A VIENNESE SOUFFLÉ-PUDDING, CALLED SALZBURGER NOCKERL.
At the moment of going to press, we have received direct from Vienna the following receipt, which we cannot resist offering to the reader for trial, as we are assured that the dish is one of the most delicate and delicious soufflé-puddings that can be made.
(A) Take butter, four ounces; sugar in powder, three ounces; fine flour, one ounce and a half or two ounces; and the yellow of eight eggs; beat these together in a convenient sized basin till the mixture gets frothy. (The butter should probably first be beaten to cream.)
(B) Beat to snow the whites of the eight eggs.
(C) Take three pounds (or pints) of new milk, put it in an open stewpan over a gentle fire, and let it boil.
(D) Next, prepare a china casserole (enamelled stewpan—a copper one will do) by greasing its internal surface.
As soon as the milk boils, mix gently A and B together, and with a small spoon take portions of this shape and size and lay them over the surface of the boiling milk till it is entirely covered with them.
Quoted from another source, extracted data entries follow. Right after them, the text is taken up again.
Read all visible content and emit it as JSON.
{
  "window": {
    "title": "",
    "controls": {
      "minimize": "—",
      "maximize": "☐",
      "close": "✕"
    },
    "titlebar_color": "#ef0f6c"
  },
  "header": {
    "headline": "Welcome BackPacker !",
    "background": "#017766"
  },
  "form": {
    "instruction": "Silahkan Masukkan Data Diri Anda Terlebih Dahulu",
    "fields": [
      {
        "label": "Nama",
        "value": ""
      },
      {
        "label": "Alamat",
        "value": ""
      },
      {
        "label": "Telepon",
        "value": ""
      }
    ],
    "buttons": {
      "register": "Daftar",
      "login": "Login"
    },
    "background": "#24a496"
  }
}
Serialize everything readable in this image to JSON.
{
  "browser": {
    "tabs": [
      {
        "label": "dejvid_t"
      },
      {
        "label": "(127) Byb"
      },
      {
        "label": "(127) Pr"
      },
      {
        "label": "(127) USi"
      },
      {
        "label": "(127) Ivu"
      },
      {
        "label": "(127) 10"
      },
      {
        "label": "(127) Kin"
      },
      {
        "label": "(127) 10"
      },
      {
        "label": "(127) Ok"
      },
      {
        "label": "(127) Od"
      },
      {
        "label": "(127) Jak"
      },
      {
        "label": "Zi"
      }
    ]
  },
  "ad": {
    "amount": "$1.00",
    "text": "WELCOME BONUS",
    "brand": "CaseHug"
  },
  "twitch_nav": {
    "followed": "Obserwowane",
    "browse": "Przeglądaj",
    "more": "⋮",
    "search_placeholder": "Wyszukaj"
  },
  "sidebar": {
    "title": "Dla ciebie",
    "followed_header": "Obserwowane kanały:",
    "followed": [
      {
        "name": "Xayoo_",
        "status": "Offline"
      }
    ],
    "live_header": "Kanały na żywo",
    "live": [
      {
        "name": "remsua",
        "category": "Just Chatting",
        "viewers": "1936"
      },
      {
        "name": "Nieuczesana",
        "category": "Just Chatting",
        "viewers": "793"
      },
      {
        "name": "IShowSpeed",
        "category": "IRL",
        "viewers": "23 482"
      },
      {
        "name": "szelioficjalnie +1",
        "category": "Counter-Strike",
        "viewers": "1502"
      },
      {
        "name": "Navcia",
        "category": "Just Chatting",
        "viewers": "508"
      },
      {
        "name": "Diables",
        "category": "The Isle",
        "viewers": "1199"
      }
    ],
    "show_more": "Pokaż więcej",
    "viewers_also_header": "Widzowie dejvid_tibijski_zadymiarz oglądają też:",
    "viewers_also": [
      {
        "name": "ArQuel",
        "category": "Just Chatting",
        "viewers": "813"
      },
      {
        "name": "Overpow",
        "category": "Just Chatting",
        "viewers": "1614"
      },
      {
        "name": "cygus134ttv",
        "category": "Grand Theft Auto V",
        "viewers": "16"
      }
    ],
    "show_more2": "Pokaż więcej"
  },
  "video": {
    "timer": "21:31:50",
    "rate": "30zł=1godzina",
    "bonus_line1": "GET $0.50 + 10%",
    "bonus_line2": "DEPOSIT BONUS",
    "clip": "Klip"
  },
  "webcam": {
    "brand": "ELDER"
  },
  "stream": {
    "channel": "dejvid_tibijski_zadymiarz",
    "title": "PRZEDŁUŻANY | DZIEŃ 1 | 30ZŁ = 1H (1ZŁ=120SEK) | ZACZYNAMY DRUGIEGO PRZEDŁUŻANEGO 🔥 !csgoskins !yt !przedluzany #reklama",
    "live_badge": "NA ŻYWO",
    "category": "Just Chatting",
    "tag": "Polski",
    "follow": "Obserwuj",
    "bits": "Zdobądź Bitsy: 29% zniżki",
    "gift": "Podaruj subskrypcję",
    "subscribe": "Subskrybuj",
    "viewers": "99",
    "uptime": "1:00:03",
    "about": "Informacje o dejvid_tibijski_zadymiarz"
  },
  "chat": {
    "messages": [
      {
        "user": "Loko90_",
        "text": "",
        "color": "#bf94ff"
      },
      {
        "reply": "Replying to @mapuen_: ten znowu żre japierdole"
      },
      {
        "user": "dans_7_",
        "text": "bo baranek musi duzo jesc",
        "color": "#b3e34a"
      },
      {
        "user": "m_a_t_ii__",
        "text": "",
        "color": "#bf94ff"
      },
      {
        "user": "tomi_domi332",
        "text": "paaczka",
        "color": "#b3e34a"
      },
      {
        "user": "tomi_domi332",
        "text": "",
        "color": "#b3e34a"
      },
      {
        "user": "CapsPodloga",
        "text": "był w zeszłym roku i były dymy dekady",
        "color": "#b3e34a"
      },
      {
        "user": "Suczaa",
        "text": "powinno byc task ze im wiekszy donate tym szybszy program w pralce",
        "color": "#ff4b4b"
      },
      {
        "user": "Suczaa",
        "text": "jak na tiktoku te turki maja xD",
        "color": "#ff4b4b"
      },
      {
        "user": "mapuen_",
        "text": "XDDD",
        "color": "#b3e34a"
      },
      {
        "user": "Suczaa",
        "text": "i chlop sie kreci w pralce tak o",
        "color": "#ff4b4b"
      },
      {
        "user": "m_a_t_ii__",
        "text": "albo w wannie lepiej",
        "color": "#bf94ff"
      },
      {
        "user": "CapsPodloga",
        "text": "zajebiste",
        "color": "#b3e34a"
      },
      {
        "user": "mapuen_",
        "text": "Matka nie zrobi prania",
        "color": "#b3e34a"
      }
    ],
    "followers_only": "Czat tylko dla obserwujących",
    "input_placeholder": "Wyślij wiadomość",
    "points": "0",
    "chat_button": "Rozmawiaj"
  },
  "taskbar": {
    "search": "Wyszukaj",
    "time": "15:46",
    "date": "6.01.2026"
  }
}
Let them boil for four or five minutes to cook them; then put them in convenient order on the ground of the greased casserole (stewpan). Go on putting in the same manner small portions of the mixture on the surface of the boiling milk, and when cooked, place a new layer of them in the stewpan over the first; and continue the same operation until the mixture is all consumed. Take now the remainder of the milk, and add it to the beaten yellow (yolks) of two eggs, some sugar, and some powdered vanilla. Pour this over the cooked pastry in the stewpan, and set it into a gently heated oven. Leave it there until it gets brown; then powder it with vanilla-sugar, and send it to the table.
Author’s Note.—The preceding directions were written by a physician of Vienna, at whose table the dish was served. It was turned out of the casserole, and served with the greatest expedition; but we think it would perhaps answer more generally here, to bake it in a soufflé dish, and to leave it undisturbed. We would also suggest, that the yolk of a third egg might sometimes be needed to bind the mixture well together. A good and experienced cook would easily ascertain the best mode of ensuring the success of the preparation.
We must observe, that the form of the enamelled stewpans made commonly in this country prevents their being well adapted for use in the present receipt: those of copper are better suited to it.
Half the proportion of the ingredients might, by way of experiment, be prepared and baked in a tart-dish, as our puddings frequently are; or in a small round cake mould, with a band of writing paper fastened round the top.
The vanilla sugar is prepared by cutting the bean up small, and pounding it with some sugar in a mortar, and then passing it through a very fine sieve.
The “cooked portions” of which the soufflé is principally composed are the shape, and about half the size of the inside of an egg-spoon. If somewhat larger, they would possibly answer as well.